Aber es stellt sich heraus, dass dies lokale Sehenswürdigkeiten sind – das Haus, in dem wir sitzen, heißt im Slang – «Schuppen», und der «Spielplatz» ist nur ein Ort in Vöhringen (dem Dorf, in dem sich das Lager befindet) zum Verabreden.

Ich weiß noch nicht, dass wir sehr bald umziehen und in das Haus, neben dem Sergej lebt, einziehen werden.

Mit allem, was genannt wird, ergeben sich die Konsequenzen aus dieser Tatsache. Ich denke immer noch an etwas ganz anderes.

Bei all meiner jugendlichen Naivität träume ich von goldenen Bergen. Ich will frei sein, aber begehrt, reich, aber kein «Dummy», gefragt, aber kein «Arbeitstier». In meiner Jugend scheint es mir, dass all dies ohne große Anstrengungen leicht kombiniert werden kann. Dort drüben, jenseits des Horizonts, erhebt sich meine Zukunft, wo mich interessante Entdeckungen und bedeutende Eroberungen erwarten. Ich bin sicher, dass ich viel erreichen werde. Schon mit siebzehn Jahren weiß ich, wie schwer es ist, Geld zu verdienen, ich weiß, was Sparen ist, ich weiß, wie ungerecht die Welt um mich herum ist.

Ich gehe ohne große Angst in die Zukunft, abgesehen von den Schwierigkeiten, mich an das Leben in einem anderen Land anzupassen.

Und wisst ihr was, ich liege gar nicht so falsch. Wünsche und Erwartungen an das Leben werden in jungen Jahren in uns festgelegt, insbesondere bei Mädchen, wenn wir zu unabhängigen Individuen werden. Sie lassen sich im Laufe der Zeit verwandeln, aber ihre Hauptessenz bleibt – erfolgreich zu sein. Also, um glücklich zu sein.

Ich habe damals schon alles intuitiv verstanden, aber ich mache den häufigsten weiblichen Fehler. Ich erliege dem allgemeinen Trend und versuche aus irgendeinem Grund, «wie alle anderen» zu werden. Ich erliege den Überzeugungen meiner Familie und kann die Grenzen der imaginären Komfortzone nicht überschreiten, die eher einem Sumpf als einem Familientempel gleicht. Ich werde das nach vielen Jahren verstehen. Aber ich werde es verstehen. Es ist sehr wichtig zuzugeben, dass ich falsch lag, mich zu überwinden und einen Schritt in eine ganz andere Richtung zu gehen. Was auch immer es kostete!

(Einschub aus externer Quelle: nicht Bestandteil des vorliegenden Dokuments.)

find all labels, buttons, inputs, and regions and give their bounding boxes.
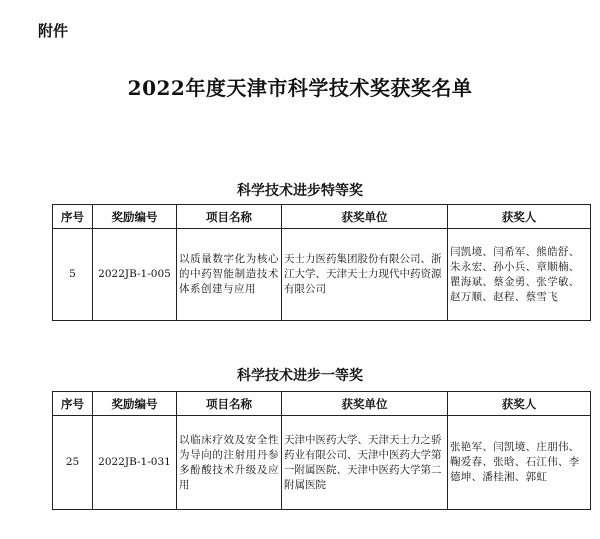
col-header-people: 获奖人	[448, 205, 591, 229]
award-table	[52, 204, 591, 321]
row-number: 25	[53, 416, 93, 510]
row-number: 5	[53, 229, 93, 321]
col-header-people: 获奖人	[448, 392, 591, 416]
award-table	[52, 391, 591, 510]
table-header-row	[53, 205, 591, 229]
section-title: 科学技术进步特等奖	[237, 183, 363, 199]
table-row	[53, 416, 591, 510]
award-people: 闫凯境、闫希军、熊皓舒、朱永宏、孙小兵、章顺楠、瞿海斌、蔡金勇、张学敏、赵万顺、赵程、蔡雪飞	[448, 229, 591, 321]
award-code: 2022JB-1-005	[93, 229, 177, 321]
award-units: 天津中医药大学、天津天士力之骄药业有限公司、天津中医药大学第一附属医院、天津中医药大学第二附属医院	[282, 416, 448, 510]
section-title: 科学技术进步一等奖	[237, 368, 363, 384]
project-name: 以临床疗效及安全性为导向的注射用丹参多酚酸技术升级及应用	[177, 416, 282, 510]
attachment-label: 附件	[38, 22, 69, 40]
award-code: 2022JB-1-031	[93, 416, 177, 510]
award-units: 天士力医药集团股份有限公司、浙江大学、天津天士力现代中药资源有限公司	[282, 229, 448, 321]
table-row	[53, 229, 591, 321]
document-title: 2022年度天津市科学技术奖获奖名单	[127, 76, 473, 100]
project-name: 以质量数字化为核心的中药智能制造技术体系创建与应用	[177, 229, 282, 321]
col-header-code: 奖励编号	[93, 205, 177, 229]
col-header-no: 序号	[53, 392, 93, 416]
col-header-no: 序号	[53, 205, 93, 229]
col-header-units: 获奖单位	[282, 205, 448, 229]
col-header-project: 项目名称	[177, 205, 282, 229]
award-people: 张艳军、闫凯境、庄朋伟、鞠爱春、张晗、石江伟、李德坤、潘桂湘、郭虹	[448, 416, 591, 510]
table-header-row	[53, 392, 591, 416]
col-header-project: 项目名称	[177, 392, 282, 416]
col-header-units: 获奖单位	[282, 392, 448, 416]
col-header-code: 奖励编号	[93, 392, 177, 416]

Aber ich bin immer noch ein emotionaler Teenager. Ich habe gerade erst Sergej und seine Freunde kennengelernt. Und ich bin in gespannter und zugleich süßer Vorfreude – denn morgen werden wir mit den Jungs eine Ausfahrt machen. Das bedeutet, dass neue Abenteuer nicht lange auf sich warten lassen.